Il faut aussi évoquer Lylianne Jouhandet, sillonnant les rues sur son vélo, de Grenoble à Meylan, chargée de messages ou de tracts pour l'Armée secrète ou les Francs-Tireus et Partisans, ou Bernadette Regard, qui diffuse Témoignage chrétien, alors clandestin. On ne saurait oublier ces infirmières dévouées telle Marie Picardel, qui intègre l'Armée secrète à partir du sanatorium de Saint-Hilaire-du-Touvet, ou Monique Tissot qui rejoint le maquis de l'Oisans. (...) Nous devrons nous souvenir de Marianne Cohn qui, faisant passer des enfants en Suisse pouer l'OSE, est arrêtée à Annemasse par la Gestapo et sauvagement tuée. Qui se souvient que ses restes reposent, anonymes dans une fosse commune du cimetière de La Tronche ? Il faudrait aussi citer le nom des femmes combattantes du bataillon "Liberté" de Francs-Tireurs et Partisans, main d'oeuvre immigrée, telle Ginette Vincent qui meurt à Ravensbrück ou Nelly Villevieille qui vit toujours. (...) Une fois la paix retrouvée, les femmes sont retournées à leur vie de femme ou de famille, à leurs études, leurs enfants, leur métier, sans prendre le temps ni la peine de défendre ou de revendiquer quoi que ce fût du rôle qu'elles avaient joué.
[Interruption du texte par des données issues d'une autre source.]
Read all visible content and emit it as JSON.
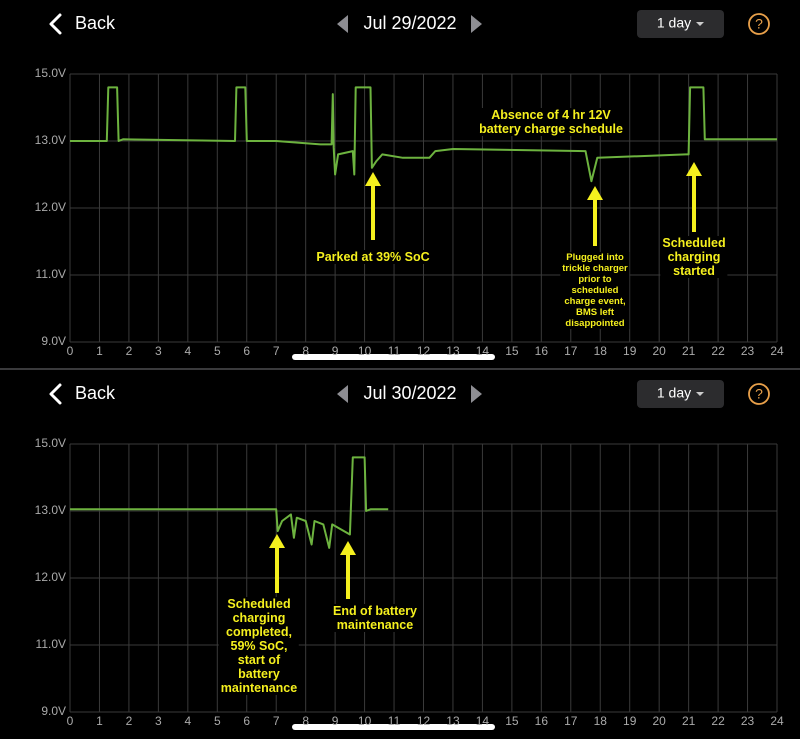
{
  "screens": [
    {
      "back": "Back",
      "date": "Jul 29/2022",
      "range": "1 day",
      "help": "?"
    },
    {
      "back": "Back",
      "date": "Jul 30/2022",
      "range": "1 day",
      "help": "?"
    }
  ],
  "chart_data": [
    {
      "type": "line",
      "color": "#6db33f",
      "grid": true,
      "xlim": [
        0,
        24
      ],
      "xticks": [
        0,
        1,
        2,
        3,
        4,
        5,
        6,
        7,
        8,
        9,
        10,
        11,
        12,
        13,
        14,
        15,
        16,
        17,
        18,
        19,
        20,
        21,
        22,
        23,
        24
      ],
      "ylim": [
        9,
        15
      ],
      "yticks": [
        {
          "value": 9,
          "label": "9.0V"
        },
        {
          "value": 11,
          "label": "11.0V"
        },
        {
          "value": 12,
          "label": "12.0V"
        },
        {
          "value": 13,
          "label": "13.0V"
        },
        {
          "value": 15,
          "label": "15.0V"
        }
      ],
      "x": [
        0,
        1.25,
        1.3,
        1.6,
        1.65,
        1.8,
        5.6,
        5.65,
        5.95,
        6.0,
        7.0,
        8.5,
        8.88,
        8.92,
        8.95,
        9.0,
        9.1,
        9.6,
        9.65,
        9.7,
        10.2,
        10.25,
        10.4,
        10.6,
        11.3,
        12.2,
        12.4,
        13.0,
        17.5,
        17.7,
        17.9,
        20.9,
        21.0,
        21.05,
        21.5,
        21.55,
        24
      ],
      "values": [
        13.0,
        13.0,
        14.6,
        14.6,
        13.0,
        13.05,
        13.0,
        14.6,
        14.6,
        13.0,
        13.0,
        12.95,
        12.95,
        14.4,
        12.9,
        12.5,
        12.8,
        12.85,
        12.5,
        14.6,
        14.6,
        12.6,
        12.7,
        12.8,
        12.75,
        12.75,
        12.85,
        12.88,
        12.85,
        12.4,
        12.75,
        12.8,
        12.8,
        14.6,
        14.6,
        13.05,
        13.05
      ],
      "annotations": [
        "Absence of 4 hr 12V\nbattery charge schedule",
        "Parked at 39% SoC",
        "Plugged into\ntrickle charger\nprior to\nscheduled\ncharge event,\nBMS left\ndisappointed",
        "Scheduled\ncharging\nstarted"
      ]
    },
    {
      "type": "line",
      "color": "#6db33f",
      "grid": true,
      "xlim": [
        0,
        24
      ],
      "xticks": [
        0,
        1,
        2,
        3,
        4,
        5,
        6,
        7,
        8,
        9,
        10,
        11,
        12,
        13,
        14,
        15,
        16,
        17,
        18,
        19,
        20,
        21,
        22,
        23,
        24
      ],
      "ylim": [
        9,
        15
      ],
      "yticks": [
        {
          "value": 9,
          "label": "9.0V"
        },
        {
          "value": 11,
          "label": "11.0V"
        },
        {
          "value": 12,
          "label": "12.0V"
        },
        {
          "value": 13,
          "label": "13.0V"
        },
        {
          "value": 15,
          "label": "15.0V"
        }
      ],
      "x": [
        0,
        2.0,
        7.0,
        7.05,
        7.2,
        7.5,
        7.6,
        7.7,
        8.0,
        8.2,
        8.3,
        8.6,
        8.8,
        8.9,
        9.3,
        9.5,
        9.6,
        10.0,
        10.05,
        10.2,
        10.8
      ],
      "values": [
        13.05,
        13.05,
        13.05,
        12.7,
        12.85,
        12.95,
        12.6,
        12.9,
        12.85,
        12.5,
        12.85,
        12.8,
        12.45,
        12.8,
        12.7,
        12.65,
        14.6,
        14.6,
        13.0,
        13.05,
        13.05
      ],
      "annotations": [
        "Scheduled\ncharging\ncompleted,\n59% SoC,\nstart of\nbattery\nmaintenance",
        "End of battery\nmaintenance"
      ]
    }
  ]
}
Et les quelques hommes qui surent le dire, car il y en a eut, étaient loin de former une majorité. (...) Il serait temps, tandis que plus d'une centaine de ces femmes sont toujours de ce monde, dans la région grenobloise, qu'une vraie, large et pleine reconnaissance ait lieu. Une injustice serait alors réparée.
Texte de Jean-Claude Duclos, Conservateur du Musée de la Résistance et de la Déportation de l'Isère (Source : Flânerie civique dans le Grenoble républicain : Ligue des Droits de l'Homme, section de Grenoble. - Presses Universitaires de Grenoble).